We demand justice for the weak,” shouts Sam Ngaihte, a Manipuri tribal near a makeshift tent in Jantar Mantar in Delhi. For most of November, Sam who is pursuing his doctoral studies from Oxford University and other activists from Manipur, have been at the capital’s popular protest venue to participate in the agitation against the killing of nine young tribals in Manipur’s Churachandpur town on 1 September. The nine were a part of a demonstration that was taken out against “three anti tribal Bills” passed by the Manipur Assembly, a day before.
The Manipur Tribal Forum, Delhi (MTFD) which is spearheading the agitation in Delhi has kept nine symbolic coffins in the tent.
The kin of the victims have refused to claim the bodies and bury the dead until the Manipur government initiates action against the special police commandos who reportedly fired and killed nine of the protesting tribals.
The hill tracts of Manipur have been simmering with tension for some time now. Violent protests broke out following the passing of the controversial Bills in the specially convened session of the Assembly on 31 August. The agitating tribals are reported to have torched the houses of an MP and five MLAs including state Health Minister Phungzathang Tonsing. The protesters have accused the lawmakers of “failing to protect their interests” and “remaining silent” when the Bills were being pushed through.
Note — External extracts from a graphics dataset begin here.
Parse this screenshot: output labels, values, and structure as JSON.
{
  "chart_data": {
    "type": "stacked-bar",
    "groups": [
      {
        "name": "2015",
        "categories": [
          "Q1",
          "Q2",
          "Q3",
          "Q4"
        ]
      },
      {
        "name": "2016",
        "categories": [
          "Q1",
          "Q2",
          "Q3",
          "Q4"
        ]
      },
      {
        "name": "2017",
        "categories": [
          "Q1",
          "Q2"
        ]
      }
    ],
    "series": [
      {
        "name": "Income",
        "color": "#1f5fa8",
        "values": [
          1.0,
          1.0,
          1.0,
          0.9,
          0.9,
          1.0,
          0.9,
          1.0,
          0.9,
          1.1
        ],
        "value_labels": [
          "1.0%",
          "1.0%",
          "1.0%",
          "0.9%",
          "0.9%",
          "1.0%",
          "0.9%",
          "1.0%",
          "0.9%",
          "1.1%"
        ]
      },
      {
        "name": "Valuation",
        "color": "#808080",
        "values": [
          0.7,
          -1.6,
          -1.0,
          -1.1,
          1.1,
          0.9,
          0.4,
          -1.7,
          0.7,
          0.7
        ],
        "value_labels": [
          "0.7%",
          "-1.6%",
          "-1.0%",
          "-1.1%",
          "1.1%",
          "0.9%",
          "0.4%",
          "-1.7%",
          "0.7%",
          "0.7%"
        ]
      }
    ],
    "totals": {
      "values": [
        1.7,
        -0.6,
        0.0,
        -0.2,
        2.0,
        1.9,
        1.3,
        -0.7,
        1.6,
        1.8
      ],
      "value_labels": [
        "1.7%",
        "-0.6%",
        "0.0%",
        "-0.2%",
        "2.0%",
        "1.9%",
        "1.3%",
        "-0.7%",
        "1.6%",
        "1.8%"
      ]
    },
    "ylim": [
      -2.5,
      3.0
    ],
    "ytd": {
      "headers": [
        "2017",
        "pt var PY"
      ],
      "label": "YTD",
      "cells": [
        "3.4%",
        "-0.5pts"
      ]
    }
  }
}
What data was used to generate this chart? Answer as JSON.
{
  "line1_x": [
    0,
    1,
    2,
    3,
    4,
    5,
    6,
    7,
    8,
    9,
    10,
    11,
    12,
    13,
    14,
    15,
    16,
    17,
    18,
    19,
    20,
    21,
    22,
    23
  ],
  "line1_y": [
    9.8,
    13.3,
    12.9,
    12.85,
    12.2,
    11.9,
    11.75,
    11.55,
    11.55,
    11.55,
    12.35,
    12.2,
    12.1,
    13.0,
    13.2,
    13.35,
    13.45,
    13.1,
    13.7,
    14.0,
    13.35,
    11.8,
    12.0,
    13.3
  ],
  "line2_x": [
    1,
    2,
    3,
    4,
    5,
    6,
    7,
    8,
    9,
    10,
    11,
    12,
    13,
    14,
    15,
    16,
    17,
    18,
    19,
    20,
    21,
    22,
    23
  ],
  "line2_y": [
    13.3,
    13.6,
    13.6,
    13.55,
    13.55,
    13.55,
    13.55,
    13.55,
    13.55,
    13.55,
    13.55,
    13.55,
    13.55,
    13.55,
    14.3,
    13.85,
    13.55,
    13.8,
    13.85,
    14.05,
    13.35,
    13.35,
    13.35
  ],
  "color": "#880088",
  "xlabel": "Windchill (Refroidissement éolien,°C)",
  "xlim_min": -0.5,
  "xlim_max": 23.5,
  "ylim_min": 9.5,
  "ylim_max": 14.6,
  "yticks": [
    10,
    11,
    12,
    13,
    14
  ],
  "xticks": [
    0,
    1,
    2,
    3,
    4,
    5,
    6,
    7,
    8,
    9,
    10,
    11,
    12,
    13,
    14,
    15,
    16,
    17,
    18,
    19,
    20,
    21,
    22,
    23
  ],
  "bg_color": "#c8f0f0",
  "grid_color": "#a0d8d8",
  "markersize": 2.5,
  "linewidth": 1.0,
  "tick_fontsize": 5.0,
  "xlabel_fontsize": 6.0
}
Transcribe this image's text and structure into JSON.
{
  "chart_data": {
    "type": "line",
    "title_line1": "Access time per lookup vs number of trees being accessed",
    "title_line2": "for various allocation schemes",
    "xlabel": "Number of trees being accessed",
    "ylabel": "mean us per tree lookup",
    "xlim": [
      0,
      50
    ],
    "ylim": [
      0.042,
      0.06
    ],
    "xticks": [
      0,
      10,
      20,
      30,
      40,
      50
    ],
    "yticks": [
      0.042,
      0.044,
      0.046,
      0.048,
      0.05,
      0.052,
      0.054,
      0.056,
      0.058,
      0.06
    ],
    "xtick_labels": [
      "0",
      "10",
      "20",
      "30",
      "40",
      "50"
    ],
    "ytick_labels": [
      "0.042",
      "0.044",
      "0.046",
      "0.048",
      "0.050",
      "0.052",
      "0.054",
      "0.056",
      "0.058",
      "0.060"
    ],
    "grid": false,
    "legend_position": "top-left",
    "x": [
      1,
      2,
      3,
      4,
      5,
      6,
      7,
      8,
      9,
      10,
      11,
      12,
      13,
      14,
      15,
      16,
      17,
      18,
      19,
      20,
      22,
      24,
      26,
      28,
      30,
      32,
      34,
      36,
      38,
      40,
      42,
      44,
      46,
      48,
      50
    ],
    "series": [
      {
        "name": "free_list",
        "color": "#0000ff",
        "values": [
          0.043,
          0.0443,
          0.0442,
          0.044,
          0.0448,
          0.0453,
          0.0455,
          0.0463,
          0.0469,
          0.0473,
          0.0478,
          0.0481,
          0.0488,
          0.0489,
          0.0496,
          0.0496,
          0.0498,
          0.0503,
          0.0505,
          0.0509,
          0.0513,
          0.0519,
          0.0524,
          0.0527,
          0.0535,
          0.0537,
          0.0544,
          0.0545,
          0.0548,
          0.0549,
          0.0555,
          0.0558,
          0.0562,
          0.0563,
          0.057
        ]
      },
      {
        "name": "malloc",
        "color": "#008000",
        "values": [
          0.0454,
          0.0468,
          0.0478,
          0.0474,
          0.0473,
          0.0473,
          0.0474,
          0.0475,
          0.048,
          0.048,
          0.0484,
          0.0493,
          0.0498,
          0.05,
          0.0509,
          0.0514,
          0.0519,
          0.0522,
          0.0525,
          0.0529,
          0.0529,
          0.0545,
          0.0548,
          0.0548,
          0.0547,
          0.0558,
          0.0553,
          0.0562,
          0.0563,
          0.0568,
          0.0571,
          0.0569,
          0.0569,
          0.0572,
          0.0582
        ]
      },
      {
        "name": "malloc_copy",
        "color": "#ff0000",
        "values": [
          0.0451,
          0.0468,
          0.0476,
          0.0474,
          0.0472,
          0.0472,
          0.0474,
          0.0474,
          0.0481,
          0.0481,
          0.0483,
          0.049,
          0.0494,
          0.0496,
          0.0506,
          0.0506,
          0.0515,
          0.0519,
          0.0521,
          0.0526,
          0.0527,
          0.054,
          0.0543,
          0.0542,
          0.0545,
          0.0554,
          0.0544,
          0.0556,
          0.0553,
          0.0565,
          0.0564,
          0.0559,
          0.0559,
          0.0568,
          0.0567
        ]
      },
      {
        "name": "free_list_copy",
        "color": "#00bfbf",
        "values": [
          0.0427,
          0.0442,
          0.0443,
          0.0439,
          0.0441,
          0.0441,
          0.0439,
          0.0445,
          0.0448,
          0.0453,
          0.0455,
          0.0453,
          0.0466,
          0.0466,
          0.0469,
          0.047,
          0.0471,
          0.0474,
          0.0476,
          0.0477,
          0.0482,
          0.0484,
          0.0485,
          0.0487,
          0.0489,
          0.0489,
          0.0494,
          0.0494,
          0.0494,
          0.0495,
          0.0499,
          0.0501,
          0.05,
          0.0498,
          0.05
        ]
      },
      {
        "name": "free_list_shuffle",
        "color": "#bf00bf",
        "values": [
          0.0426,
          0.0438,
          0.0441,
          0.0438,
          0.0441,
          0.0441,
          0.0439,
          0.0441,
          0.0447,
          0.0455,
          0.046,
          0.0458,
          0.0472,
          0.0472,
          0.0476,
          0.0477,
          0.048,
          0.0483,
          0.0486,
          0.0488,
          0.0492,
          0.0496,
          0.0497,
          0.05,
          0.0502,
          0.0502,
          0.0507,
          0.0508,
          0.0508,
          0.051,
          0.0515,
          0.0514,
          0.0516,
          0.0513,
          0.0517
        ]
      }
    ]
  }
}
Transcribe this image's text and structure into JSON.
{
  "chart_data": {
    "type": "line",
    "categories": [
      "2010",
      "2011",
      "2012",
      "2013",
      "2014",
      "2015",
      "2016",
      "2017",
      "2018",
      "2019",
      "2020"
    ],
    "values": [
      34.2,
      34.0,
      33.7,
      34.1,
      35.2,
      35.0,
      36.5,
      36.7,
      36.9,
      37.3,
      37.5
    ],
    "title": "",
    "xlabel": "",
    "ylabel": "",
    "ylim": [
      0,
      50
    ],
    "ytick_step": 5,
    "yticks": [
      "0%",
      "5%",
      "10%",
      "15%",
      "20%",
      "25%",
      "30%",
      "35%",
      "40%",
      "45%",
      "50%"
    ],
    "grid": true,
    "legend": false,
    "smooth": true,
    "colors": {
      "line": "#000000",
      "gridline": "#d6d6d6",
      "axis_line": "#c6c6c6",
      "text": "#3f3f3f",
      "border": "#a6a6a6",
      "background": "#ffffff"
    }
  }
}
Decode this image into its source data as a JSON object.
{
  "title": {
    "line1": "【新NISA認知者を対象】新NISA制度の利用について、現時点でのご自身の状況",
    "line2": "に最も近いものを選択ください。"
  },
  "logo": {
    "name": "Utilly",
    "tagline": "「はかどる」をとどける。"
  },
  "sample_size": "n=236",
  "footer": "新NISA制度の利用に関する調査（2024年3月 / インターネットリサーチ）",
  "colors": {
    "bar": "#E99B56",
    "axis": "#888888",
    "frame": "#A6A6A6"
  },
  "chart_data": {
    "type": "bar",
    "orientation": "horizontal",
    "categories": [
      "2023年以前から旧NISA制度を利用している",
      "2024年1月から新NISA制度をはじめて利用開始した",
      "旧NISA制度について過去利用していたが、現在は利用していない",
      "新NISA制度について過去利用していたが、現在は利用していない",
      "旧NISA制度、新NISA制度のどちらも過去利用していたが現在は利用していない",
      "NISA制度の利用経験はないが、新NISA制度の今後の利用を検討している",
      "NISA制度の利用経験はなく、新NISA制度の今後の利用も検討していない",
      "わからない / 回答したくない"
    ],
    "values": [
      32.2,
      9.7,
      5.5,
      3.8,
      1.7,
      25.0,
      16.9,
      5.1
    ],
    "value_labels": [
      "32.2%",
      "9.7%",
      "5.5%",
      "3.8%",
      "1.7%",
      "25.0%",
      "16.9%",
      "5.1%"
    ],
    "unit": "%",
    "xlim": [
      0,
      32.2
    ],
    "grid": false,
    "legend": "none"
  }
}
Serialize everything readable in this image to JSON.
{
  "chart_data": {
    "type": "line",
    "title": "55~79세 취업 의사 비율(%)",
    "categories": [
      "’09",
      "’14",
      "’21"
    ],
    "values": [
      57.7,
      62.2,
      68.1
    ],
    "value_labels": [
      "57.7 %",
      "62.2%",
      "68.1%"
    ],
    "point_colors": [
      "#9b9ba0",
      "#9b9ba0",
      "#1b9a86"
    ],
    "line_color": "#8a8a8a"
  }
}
Police claim they fired at the violent mob after it prevented fire tenders from reaching the spot. Eight men, including an eleven year old boy, were killed in the firing.
According to tribal organisations, these controversial Bills — the Protection of Manipur People Bill, Manipur Land Revenue and Land Reforms ( Seventh Amendment) Bill (MLR & LR) and Manipur Shops and Establishments (Second Amendment) Bill — were passed by violating all constitutional safeguards. “As per the President’s Manipur Legislative Assembly Order, 1972 under Article 371C of the constitution, laws which would impact tribal livelihood and land should get the consent of ‘Hill Areas Committee (HAC)’, an official body consisting of all tribal MLAs,” points out Lam Khan Piang, a sociologist with Delhi’s Jawaharlal Nehru University. “However on several occasions, ruling parties have influenced the decisions of the HAC by virtue of their majority. But in this case, these Bills were not even discussed in HAC.”
It is significant that tribal areas in Manipur are not protected by the fifth and sixth schedule of the Constitution like other tribal areas and Article 371C is their only safeguard.